Using objects, we can define one structure with all of the attributes and methods of the skill. We can define a name, description, display of the skill, actual usage of the skill, etc... right on the object itself. All we need is a template, and then we can build off of it. Makes adding new skills and changing old ones a breeze too.

For example:
skill
var
name // name goes here
desc // explain origins, general description of its function, etc...
proficiency // a percentage reflecting our mastery of this skill (1-100%)

// the New() parameter will set our new skill's proficiency.
// this'll be used for mobs learning skills, basically.
New(_proficiency) proficiency = _proficiency

proc
use()
// use me here


Then creating a new skill is a matter of building off of our template here, like so:
skill
roundhouse_kick
name = "Roundhouse Kick"
desc = "Invented by Chuck Norris. Roundhouse kick.
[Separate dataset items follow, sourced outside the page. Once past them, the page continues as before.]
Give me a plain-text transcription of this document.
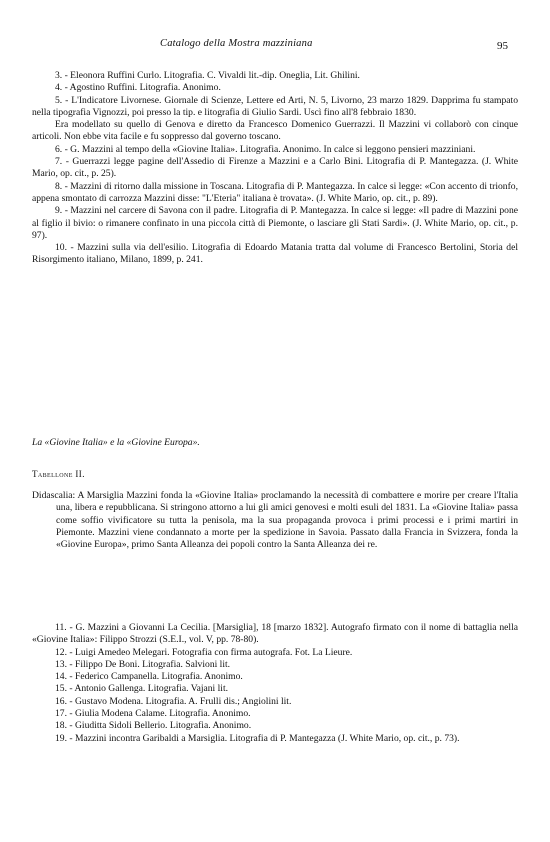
Catalogo della Mostra mazziniana	95

3. - Eleonora Ruffini Curlo. Litografia. C. Vivaldi lit.-dip. Oneglia, Lit. Ghilini.

4. - Agostino Ruffini. Litografia. Anonimo.

5. - L'Indicatore Livornese. Giornale di Scienze, Lettere ed Arti, N. 5, Livorno, 23 marzo 1829. Dapprima fu stampato nella tipografia Vignozzi, poi presso la tip. e litografia di Giulio Sardi. Uscì fino all'8 febbraio 1830.

Era modellato su quello di Genova e diretto da Francesco Domenico Guerrazzi. Il Mazzini vi collaborò con cinque articoli. Non ebbe vita facile e fu soppresso dal governo toscano.

6. - G. Mazzini al tempo della «Giovine Italia». Litografia. Anonimo. In calce si leggono pensieri mazziniani.

7. - Guerrazzi legge pagine dell'Assedio di Firenze a Mazzini e a Carlo Bini. Litografia di P. Mantegazza. (J. White Mario, op. cit., p. 25).

8. - Mazzini di ritorno dalla missione in Toscana. Litografia di P. Mantegazza. In calce si legge: «Con accento di trionfo, appena smontato di carrozza Mazzini disse: "L'Eteria" italiana è trovata». (J. White Mario, op. cit., p. 89).

9. - Mazzini nel carcere di Savona con il padre. Litografia di P. Mantegazza. In calce si legge: «Il padre di Mazzini pone al figlio il bivio: o rimanere confinato in una piccola città di Piemonte, o lasciare gli Stati Sardi». (J. White Mario, op. cit., p. 97).

10. - Mazzini sulla via dell'esilio. Litografia di Edoardo Matania tratta dal volume di Francesco Bertolini, Storia del Risorgimento italiano, Milano, 1899, p. 241.

La «Giovine Italia» e la «Giovine Europa».
Tabellone II.

Didascalia: A Marsiglia Mazzini fonda la «Giovine Italia» proclamando la necessità di combattere e morire per creare l'Italia una, libera e repubblicana. Si stringono attorno a lui gli amici genovesi e molti esuli del 1831. La «Giovine Italia» passa come soffio vivificatore su tutta la penisola, ma la sua propaganda provoca i primi processi e i primi martiri in Piemonte. Mazzini viene condannato a morte per la spedizione in Savoia. Passato dalla Francia in Svizzera, fonda la «Giovine Europa», primo Santa Alleanza dei popoli contro la Santa Alleanza dei re.

11. - G. Mazzini a Giovanni La Cecilia. [Marsiglia], 18 [marzo 1832]. Autografo firmato con il nome di battaglia nella «Giovine Italia»: Filippo Strozzi (S.E.I., vol. V, pp. 78-80).

12. - Luigi Amedeo Melegari. Fotografia con firma autografa. Fot. La Lieure.

13. - Filippo De Boni. Litografia. Salvioni lit.

14. - Federico Campanella. Litografia. Anonimo.

15. - Antonio Gallenga. Litografia. Vajani lit.

16. - Gustavo Modena. Litografia. A. Frulli dis.; Angiolini lit.

17. - Giulia Modena Calame. Litografia. Anonimo.

18. - Giuditta Sidoli Bellerio. Litografia. Anonimo.

19. - Mazzini incontra Garibaldi a Marsiglia. Litografia di P. Mantegazza (J. White Mario, op. cit., p. 73).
What else can I say?"

use(mob/user, mob/target)
var/base_damage = user.strength
var/multiplier = 1 + (proficiency/100) + 0.25
var/damage = base_damage * multiplier
// basically, increase damage by 1% for every point of proficiency (and always add an extra 25%)

world << "[user] roundhouse kicked [target] for [damage] damage."
// deal damage here


Learning the skill would be a matter of implementing some functions like this:
// might want to separate this so only player mobs get it. if you want to implement this into NPC AI, then good on you.
mob
var
list/skills = new // list of skills we know

proc
has_skill(skill_type) return locate(skill_type) in skills // grab the skill (if we know it)

learn_skill(skill_type, proficiency=1)
var/skill/skill = new skill_type(proficiency)
skills += skill
return skill // return the skill object we just created

forget_skill(skill_type)
var/skill/skill = has_skill(skill_type)
if(!skill) return // we don't know this skill

// get rid of the skill
skills -= skill
return skill


And having some kind of tutor mob that trains certain skills to people who have met the criteria for them:
mob
chuck_norris
some_interaction_function(mob/interacter)
if(interacter.has_skill(/skill/roundhouse_kick))
interacter << "Dude, you already know how to roundhouse kick."
return

// all young grasshoppers have access to the roundhouse kick!
interacter.learn_skill(/skill/roundhouse_kick)
interacter << "You are now trained in the ways of the roundhouse. Make me proud."


If you want to, you can go ahead and create some kind of tutor mob that has an automated method of teaching people skills (like a list of skills they teach paired with criteria required to learn the skills. could even use objects for that!).

Using a skill could be a matter of using a verb, typing the name of the skill, or clicking a graphical display. Implementing something like this (dynamic skill definition) with something like verbs (constant and unchanging action) is probably just gonna end badly. BYOND actually has a method of renaming a function/verb at runtime, but the method is very gross and probably will also end just as badly (I recall trying to implement this very system and ended up sacking it because of some serious inconvenient problems I was having). I'd stick with graphical displays of some kind 100% of the time in graphical games.

Anyway yeah. Sorry for the whole big block. I'm not exactly an expert here (and I wrote this in notepad), but I think this is at least a decent demonstration of object-oriented programming in use with something like skills.